I think Wall Street has an important job to do, I just don’t think they’ve been doing it. And I resent their sense of entitlement – their sense that they are special and deserve to be rewarded extravagantly even when they screw everything up.
Come on, it was only three years ago, kid. Remember? Those assholes almost destroyed our economy. Do you remember the feeling of panic? John McCain wanted to suspend the presidential campaign so that everybody could focus on the crisis. Hallowed financial institutions like Lehman Brothers and Merrill Lynch went belly up. The government started intervening with bailouts, not because anybody thought “private profits and socialized losses” was fair, but because we were afraid not to intervene – we were afraid our whole economy might come crashing down around us if we didn’t prop up companies that were “too big to fail.”
So, even though you and I had nothing to do with the bad decisions, blind greed and incompetence of those guys on Wall Street, we were sure as hell along for the ride, weren’t we? And we’ve all paid a price.
All the” 99%” wants is for you to remember the role that Wall Street played in creating this mess, and for you to join us in demanding that Wall Street share the pain. They don’t want to share the pain, and they’re spending a lot of money and twisting a lot of arms to foist their share of the pain on the rest of us instead. And they’ve been given unprecedented powers to spend and twist, and they’re not even trying to hide what they’re doing.
All we want is for everybody to remember what happened, and to see what is happening still. And we want you to see that the only way they can get away without paying their share is to undermine the American Dream for the rest of us.

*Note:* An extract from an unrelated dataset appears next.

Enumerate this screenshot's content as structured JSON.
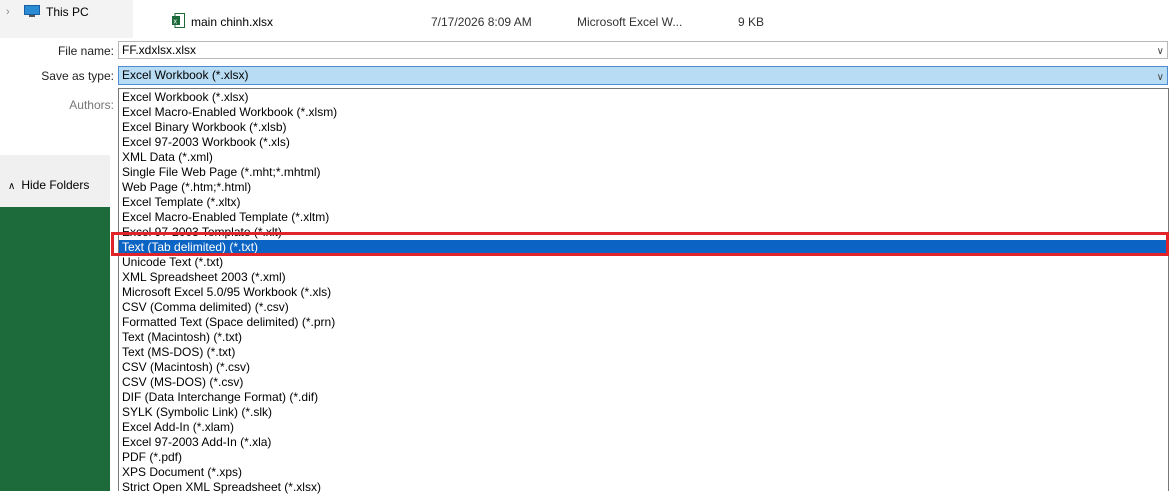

And I want you and I to understand each other, and to stand together to prevent them from doing that. You seem like the kind of guy who would be a strong ally, and I’d be proud to stand with you.
This part, especially what I have bolded, sealed the deal for me in a good way. I understand a little bit better. Not the whole thing, but enough to think about this properly and that’s what I needed in all the tweets and other things I’ve been inundated with. It also addresses one other idea I’ve struggled with which is this: where does our responsibility come in?

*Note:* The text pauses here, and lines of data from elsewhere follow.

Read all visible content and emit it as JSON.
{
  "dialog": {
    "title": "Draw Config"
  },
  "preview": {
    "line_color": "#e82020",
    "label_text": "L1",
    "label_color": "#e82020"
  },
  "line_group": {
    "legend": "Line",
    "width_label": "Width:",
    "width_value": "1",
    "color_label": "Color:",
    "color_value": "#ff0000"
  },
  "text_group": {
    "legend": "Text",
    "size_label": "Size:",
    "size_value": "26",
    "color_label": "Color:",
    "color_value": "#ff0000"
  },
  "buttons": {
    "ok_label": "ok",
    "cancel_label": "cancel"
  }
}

I’m all about owning things responsibility-wise. We’re a democratic-republic here, so I think that, if someone in government messes up things and whatnot, we are all partly responsible as the people of this country because we vote them in and don’t call them out on their bullshit collectively. Period. At some point, even in a situation like Occupy Wall St, someone has to recognize that we are responsible, too.

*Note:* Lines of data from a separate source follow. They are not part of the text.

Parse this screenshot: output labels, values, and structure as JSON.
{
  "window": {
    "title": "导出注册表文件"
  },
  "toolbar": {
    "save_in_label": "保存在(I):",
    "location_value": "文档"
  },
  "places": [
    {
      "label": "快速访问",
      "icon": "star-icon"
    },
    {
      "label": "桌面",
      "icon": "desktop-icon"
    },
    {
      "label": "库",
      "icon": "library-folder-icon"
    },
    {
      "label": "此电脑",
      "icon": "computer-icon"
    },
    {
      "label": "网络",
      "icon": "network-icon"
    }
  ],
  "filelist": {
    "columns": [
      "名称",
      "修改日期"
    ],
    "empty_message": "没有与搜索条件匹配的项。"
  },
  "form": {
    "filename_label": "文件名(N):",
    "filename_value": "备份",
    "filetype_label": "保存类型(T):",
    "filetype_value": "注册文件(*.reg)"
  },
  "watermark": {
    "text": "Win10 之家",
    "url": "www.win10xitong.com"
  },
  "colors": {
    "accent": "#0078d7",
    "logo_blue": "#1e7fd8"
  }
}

The part I bolded points out that Wall St played a role. They are not the entire problem. That was important to me, too. In and of themselves, they aren’t bad, but messing things up and not owning responsibility equal to what they did is not okay. Not being responsible to the people you’re supposed to govern is not okay. Using money to try to quiet us forcefully when we protest and demand that you do your part to fix problems that you caused is extremely not okay and, from what I can see, that is a large part of the message of Occupy Wall St and others.
Knowing that, I’m asking fewer questions about what is going on and why and more about how I can contribute somehow. The more I see, the more I want to help and that’s good. I can join people in their suffering because I can relate and understand and even point out things that can help relieve it.
You’ll probably see more posts like these. I think it’s a good thing; I’ve never really been a political activist because it hasn’t meant much to me until now.
However, now is a good time to start something new, right?